ADR 001 — State-first architecture
Status
Accepted
Context
We need to design an integration hub that connects Bitfocus Companion with multiple external applications. The hub needs to:
- Share state/telemetry from Companion to all connected clients
- Allow clients to send commands to Companion
- Support multiple concurrent clients
- Be resilient to disconnections and reconnections
Traditional event-driven architectures have challenges:
- New clients miss events that occurred before connection
- Clients must maintain their own state reconstruction
- State consistency is difficult to guarantee
Decision
We adopt a state-first architecture where:
- The hub maintains a canonical state store with last-known-value semantics
- Each state key has a single owner (namespace) that can write to it
- On connection, clients receive a snapshot of current state
- After snapshot, clients receive delta updates for changes
- State keys are marked stale when their owner disconnects
- Events are secondary to state - used for ephemeral notifications only
State Store Properties
- Ownership: Each key has exactly one owner. Only the owner can modify.
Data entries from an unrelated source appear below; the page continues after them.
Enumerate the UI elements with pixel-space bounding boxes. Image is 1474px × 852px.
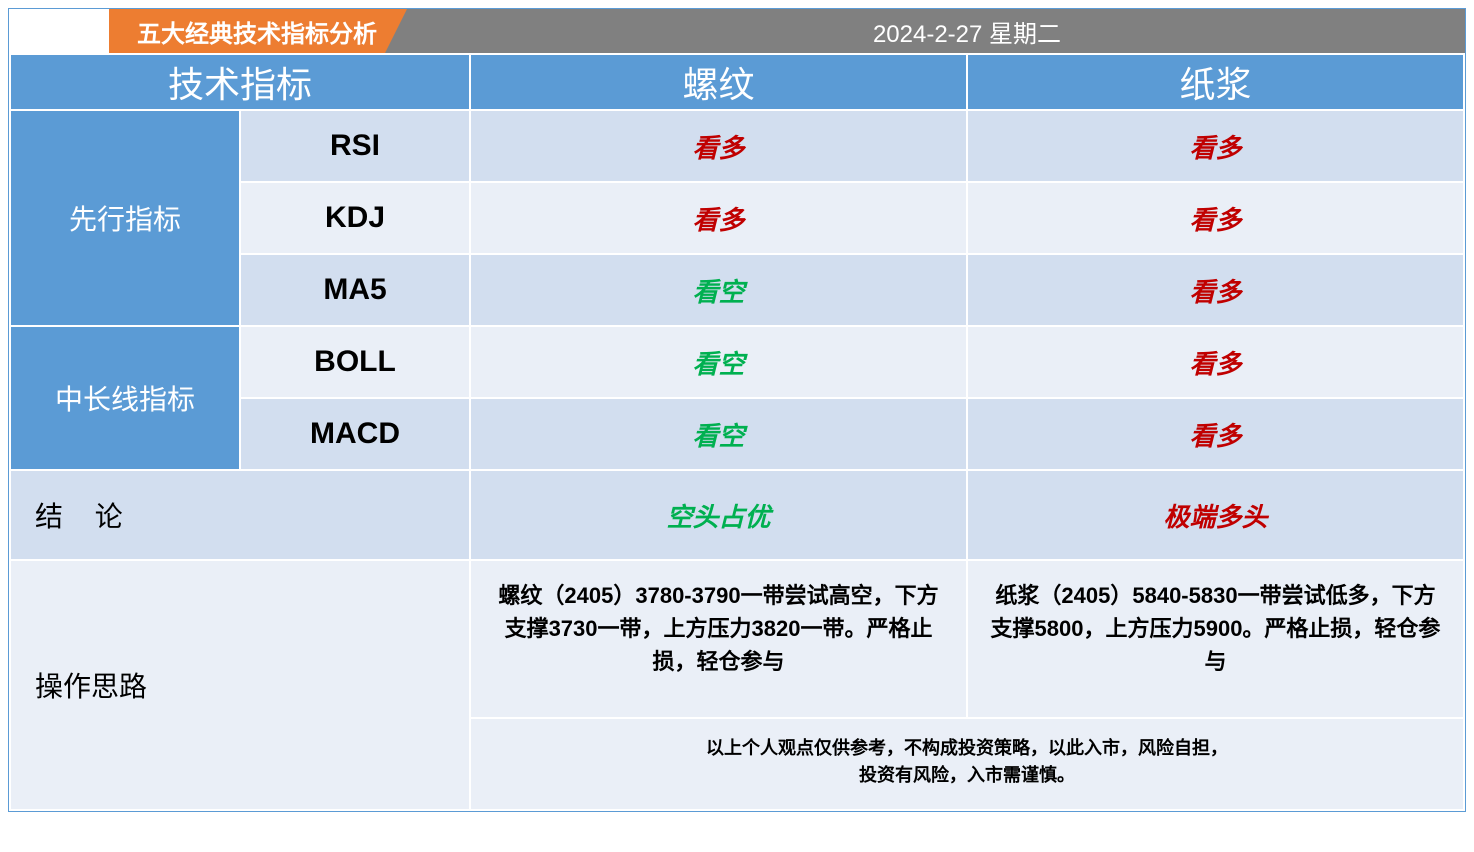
table-header-row: 技术指标 螺纹 纸浆 [10, 54, 1464, 110]
table-row: 中长线指标 BOLL 看空 看多 [10, 326, 1464, 398]
signal-cell: 看多 [470, 182, 967, 254]
title-tab: 五大经典技术指标分析 [109, 9, 407, 53]
indicator-name: MA5 [240, 254, 470, 326]
indicator-table: 技术指标 螺纹 纸浆 先行指标 RSI 看多 看多 KDJ 看多 看多 MA5 … [9, 53, 1465, 811]
strategy-cell: 纸浆（2405）5840-5830一带尝试低多，下方支撑5800，上方压力590… [967, 560, 1464, 718]
analysis-panel: 五大经典技术指标分析 2024-2-27 星期二 技术指标 螺纹 纸浆 先行指标… [8, 8, 1466, 812]
strategy-label: 操作思路 [10, 560, 470, 810]
category-trend: 中长线指标 [10, 326, 240, 470]
signal-cell: 看多 [967, 182, 1464, 254]
top-bar: 五大经典技术指标分析 2024-2-27 星期二 [9, 9, 1465, 53]
table-row: 先行指标 RSI 看多 看多 [10, 110, 1464, 182]
indicator-name: MACD [240, 398, 470, 470]
strategy-cell: 螺纹（2405）3780-3790一带尝试高空，下方支撑3730一带，上方压力3… [470, 560, 967, 718]
disclaimer-cell: 以上个人观点仅供参考，不构成投资策略，以此入市，风险自担， 投资有风险，入市需谨… [470, 718, 1464, 810]
category-leading: 先行指标 [10, 110, 240, 326]
signal-cell: 看多 [967, 398, 1464, 470]
indicator-name: RSI [240, 110, 470, 182]
conclusion-row: 结 论 空头占优 极端多头 [10, 470, 1464, 560]
disclaimer-line: 投资有风险，入市需谨慎。 [471, 762, 1463, 789]
conclusion-cell: 极端多头 [967, 470, 1464, 560]
col-header-product1: 螺纹 [470, 54, 967, 110]
indicator-name: BOLL [240, 326, 470, 398]
title-tab-wrap: 五大经典技术指标分析 [9, 9, 469, 53]
signal-cell: 看多 [967, 326, 1464, 398]
signal-cell: 看空 [470, 254, 967, 326]
disclaimer-line: 以上个人观点仅供参考，不构成投资策略，以此入市，风险自担， [471, 735, 1463, 762]
date-label: 2024-2-27 星期二 [469, 9, 1465, 53]
indicator-name: KDJ [240, 182, 470, 254]
conclusion-label: 结 论 [10, 470, 470, 560]
signal-cell: 看多 [967, 254, 1464, 326]
conclusion-cell: 空头占优 [470, 470, 967, 560]
signal-cell: 看多 [470, 110, 967, 182]
signal-cell: 看空 [470, 326, 967, 398]
signal-cell: 看空 [470, 398, 967, 470]
col-header-indicator: 技术指标 [10, 54, 470, 110]
strategy-row: 操作思路 螺纹（2405）3780-3790一带尝试高空，下方支撑3730一带，… [10, 560, 1464, 718]
signal-cell: 看多 [967, 110, 1464, 182]
col-header-product2: 纸浆 [967, 54, 1464, 110]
- Versioning: Each key has a monotonic version number.
- Staleness: Keys can be marked stale (owner disconnected).
- Pattern matching: Subscriptions use wildcard patterns.
Event Log
Events are logged to an append-only log for:
- Debugging and replay
- Audit trail
- State reconstruction if needed
But events are not the source of truth - state is.
Consequences
Positive
- New clients immediately have consistent state
- No “catch-up” logic needed in clients
- Clear ownership prevents conflicts
- Staleness tracking makes disconnections visible
- Deterministic behaviour under normal operation
Negative
- Memory usage scales with state size
- State store is a single point of truth (must be reliable)
- Some event-only patterns don’t fit naturally
Alternatives Considered
- Pure event sourcing: Rejected because it requires all clients to replay events.
- Distributed state: Rejected as overly complex for this use case.
- Request-response only: Rejected because real-time updates are essential.